For $W_2$ you linear operator is a rank $1$ matrix with trace $2$, so you get eigenvalues $0$ and $2$. For $W_3$ the action is given by the $3\times 3$ sub-matrix at the center. It is rank $1$ with trace $3$, so the eigenvalues are $0$ (double) and $3$. So your nonzero (simple) eigenvalues are $2,3$ and $2\times3=6$.

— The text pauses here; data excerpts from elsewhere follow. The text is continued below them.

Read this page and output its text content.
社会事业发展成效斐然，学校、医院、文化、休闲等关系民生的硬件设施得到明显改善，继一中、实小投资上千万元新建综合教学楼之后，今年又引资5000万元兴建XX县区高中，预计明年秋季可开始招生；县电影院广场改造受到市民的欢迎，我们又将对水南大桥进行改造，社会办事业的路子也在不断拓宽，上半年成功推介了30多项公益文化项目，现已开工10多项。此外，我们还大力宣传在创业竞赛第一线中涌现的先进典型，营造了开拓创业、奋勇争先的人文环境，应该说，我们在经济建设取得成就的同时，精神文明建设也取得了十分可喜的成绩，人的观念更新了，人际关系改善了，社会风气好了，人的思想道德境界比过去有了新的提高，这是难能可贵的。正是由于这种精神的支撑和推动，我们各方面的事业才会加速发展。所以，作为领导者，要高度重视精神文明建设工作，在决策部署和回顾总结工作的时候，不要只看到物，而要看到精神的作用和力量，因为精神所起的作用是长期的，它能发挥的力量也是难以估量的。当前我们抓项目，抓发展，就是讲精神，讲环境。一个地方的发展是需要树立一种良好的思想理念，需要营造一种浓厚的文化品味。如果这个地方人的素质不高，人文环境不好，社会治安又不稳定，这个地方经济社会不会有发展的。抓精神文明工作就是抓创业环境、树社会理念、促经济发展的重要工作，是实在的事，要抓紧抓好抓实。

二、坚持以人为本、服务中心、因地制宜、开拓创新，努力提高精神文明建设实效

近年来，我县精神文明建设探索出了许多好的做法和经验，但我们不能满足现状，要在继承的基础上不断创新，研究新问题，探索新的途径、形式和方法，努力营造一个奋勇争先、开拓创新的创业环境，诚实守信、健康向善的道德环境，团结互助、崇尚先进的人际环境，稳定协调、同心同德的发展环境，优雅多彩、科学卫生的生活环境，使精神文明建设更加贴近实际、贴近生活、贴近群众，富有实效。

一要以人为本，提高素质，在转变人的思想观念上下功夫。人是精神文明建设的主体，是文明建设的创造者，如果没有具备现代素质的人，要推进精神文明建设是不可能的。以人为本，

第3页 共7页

This uses that fact that a rank$~1$ matrix of size $n>1$ has an eigenvalue$~0$ of multiplicity at least $n-1$ (the dimension of its kernel), and a final eigenvalue equal to its trace (which is the sum of the eigenvalues). And that a nonzero matrix with all entries equal has rank$~1$. These facts are obvious, whence "by inspection". I did not need the eigenvectors of the rank$~1$ matrices themselves, but clearly any (nonzero) column of such a matrix is an eigenvector. In this case, taking into account the initial decomposition into invariant subspaces, this gives you as eigenvectors the first two columns of your original matrix.

Since they are asking for the product of nonzero eigenvalues and your matrix is diagonalisable (since symmetric), you could alternatively interpret that number as the determinant of the action of this matrix on its image subspace. That image has (by inspection) the first two columns of you matrix as basis, and on that basis the restricted action is given by the matrix $({2\atop0}~{0\atop3})$ which has determinant $6$.